And I nod and I smile because I know what they mean. They know I’m the guy who does that “blog thing” and lives and dies with the Red Sox and once threatened a conference room full of prospects when one of them copped to being a Yankees fan.
But the thing is, I’m doing fine.
No more Red Sox baseball? Sucks. But whereas 2003 saw me bedridden and bedraggled, sick to my stomach and lost in clouds of despair, the new, post-2004 and -2007 me knows that these days, “maybe next year” really means “maybe next year.” And Red Sox championships aren’t the sort of things that poke their heads out of Loch Ness once in a blue moon, then disappear without a trace. They’re real, baby. And they’re spectacular.

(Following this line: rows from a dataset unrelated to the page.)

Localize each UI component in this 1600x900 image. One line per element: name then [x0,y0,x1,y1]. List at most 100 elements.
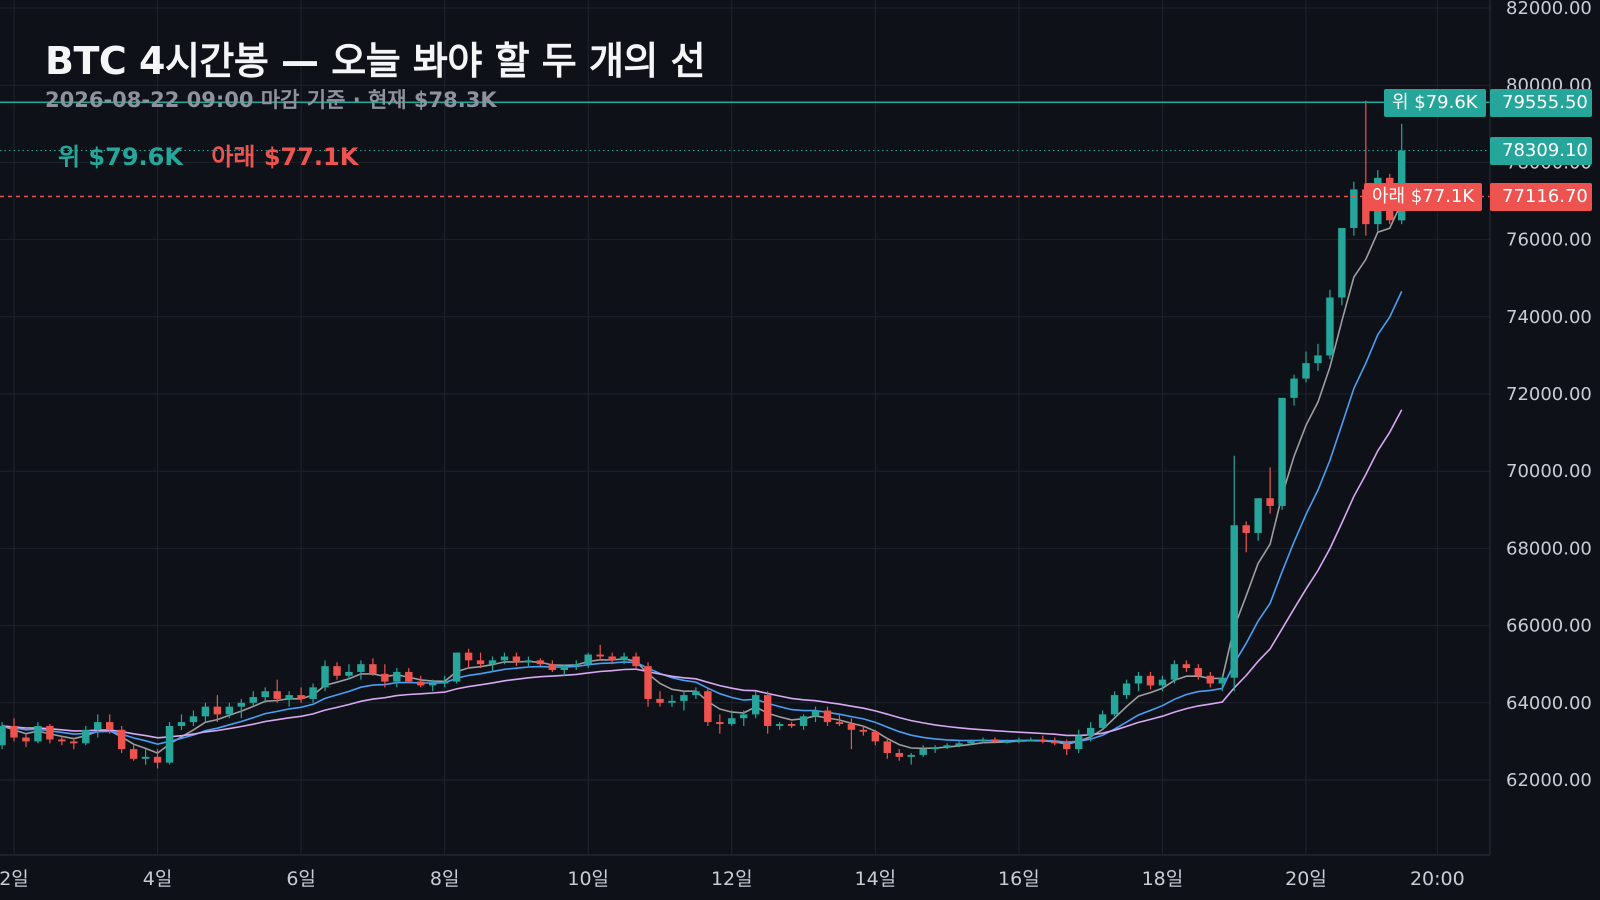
candle-body [931,747,939,750]
candle-body [405,671,413,682]
candle-body [1027,739,1035,741]
candle-body [1039,739,1047,742]
candle-body [1314,355,1322,364]
candle-body [560,666,569,670]
y-tick-label: 82000.00 [1506,0,1592,19]
candle-body [273,691,281,699]
candle-body [500,656,509,661]
candle-body [189,716,198,723]
candle-body [1003,741,1011,743]
candle-body [153,756,162,763]
candle-body [811,710,820,717]
candle-body [895,752,903,757]
candle-body [201,706,210,717]
chart-title: BTC 4시간봉 — 오늘 봐야 할 두 개의 선 [45,39,706,83]
candle-body [740,714,748,719]
y-tick-label: 68000.00 [1506,538,1592,559]
candle-body [345,671,353,676]
y-tick-label: 64000.00 [1506,693,1592,714]
x-tick-label: 18일 [1142,868,1184,890]
candle-body [1326,297,1334,356]
candle-body [871,731,880,742]
candle-body [991,739,999,742]
candle-body [1086,727,1095,736]
candles [0,100,1406,769]
candle-body [1051,741,1059,744]
candle-body [488,660,497,665]
grid [0,0,1490,855]
candle-body [440,681,449,684]
candle-body [34,725,42,742]
candle-body [297,695,305,699]
x-tick-label: 14일 [854,868,896,890]
candle-body [979,739,987,742]
candle-body [692,691,700,696]
candle-body [644,666,652,699]
candle-body [1074,735,1083,750]
candle-body [117,729,126,750]
x-tick-label: 4일 [143,868,173,890]
candle-body [1290,378,1298,398]
candle-body [321,666,329,688]
candle-body [357,664,365,672]
candle-body [428,683,437,686]
candle-body [58,739,66,742]
y-tick-label: 62000.00 [1506,770,1592,791]
upper-price-tag: 79555.50 [1490,89,1592,117]
y-tick-label: 70000.00 [1506,461,1592,482]
candle-body [309,687,317,699]
x-tick-label: 16일 [998,868,1040,890]
candle-body [656,698,664,703]
candle-body [1254,498,1262,533]
candle-body [775,724,784,726]
candle-body [285,695,293,699]
candle-body [105,722,114,730]
candle-body [261,691,269,698]
candle-body [1146,675,1155,686]
x-tick-label: 20일 [1285,868,1327,890]
candle-body [883,741,892,753]
candle-body [46,725,54,740]
candle-body [1182,664,1191,669]
candle-body [464,652,473,661]
candle-body [728,718,736,725]
candle-body [417,681,425,686]
candle-body [919,749,927,755]
candle-body [452,652,461,682]
candle-body [333,666,341,676]
x-tick-label: 10일 [567,868,609,890]
candle-body [572,664,580,667]
current-price-tag: 78309.10 [1490,137,1592,165]
candle-body [847,724,856,730]
y-tick-label: 76000.00 [1506,230,1592,251]
x-tick-label: 8일 [430,868,460,890]
candle-body [668,700,676,703]
candle-body [1206,675,1215,684]
candle-body [596,654,604,657]
candle-body [1015,739,1023,742]
y-tick-label: 72000.00 [1506,384,1592,405]
candle-body [0,725,6,746]
candle-body [1278,397,1286,506]
candle-body [620,656,628,661]
candle-body [1098,714,1107,728]
candle-body [1230,525,1238,678]
candle-body [799,716,808,726]
candle-body [476,660,485,665]
x-tick-label: 20:00 [1410,868,1465,890]
candle-body [249,697,257,703]
candle-body [165,725,174,763]
candle-body [512,656,521,663]
candle-body [859,729,868,732]
candle-body [94,722,102,730]
candle-body [716,722,724,725]
candle-body [1350,189,1358,229]
candle-body [907,754,915,757]
x-tick-label: 2일 [0,868,29,890]
candle-body [393,671,401,682]
candle-body [225,706,234,715]
lower-price-tag: 77116.70 [1490,183,1592,211]
candle-body [536,660,545,665]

So when I see these articles like this one in the Globe in which a local funeral director — yeah, you read that right — offers hints for overcoming the shock of the postseason’s abrupt ending, I just nod and smile. I paid my dues in 2003. And when the bad vibes set in, as they did earlier this week, I just dig on this:
Doesn’t that make everything better?
Knowing how it all went down, it’s tough to remember that when this occured, we were three games down and three outs away from the Big Sleep. We had nothing but that moment, that steal, that at bat. A park packed with people begging for just another inning of Red Sox baseball, clinging tenaciously to whatever remnants of the season we could get our mitts on. We didn’t know where it was heading; we just knew we didn’t want to say goodbye. And the boys came through furiously.
There’s enough emotion in that one-and-a-half minute clip to get me through the rest of my days. Thanks again, dudes.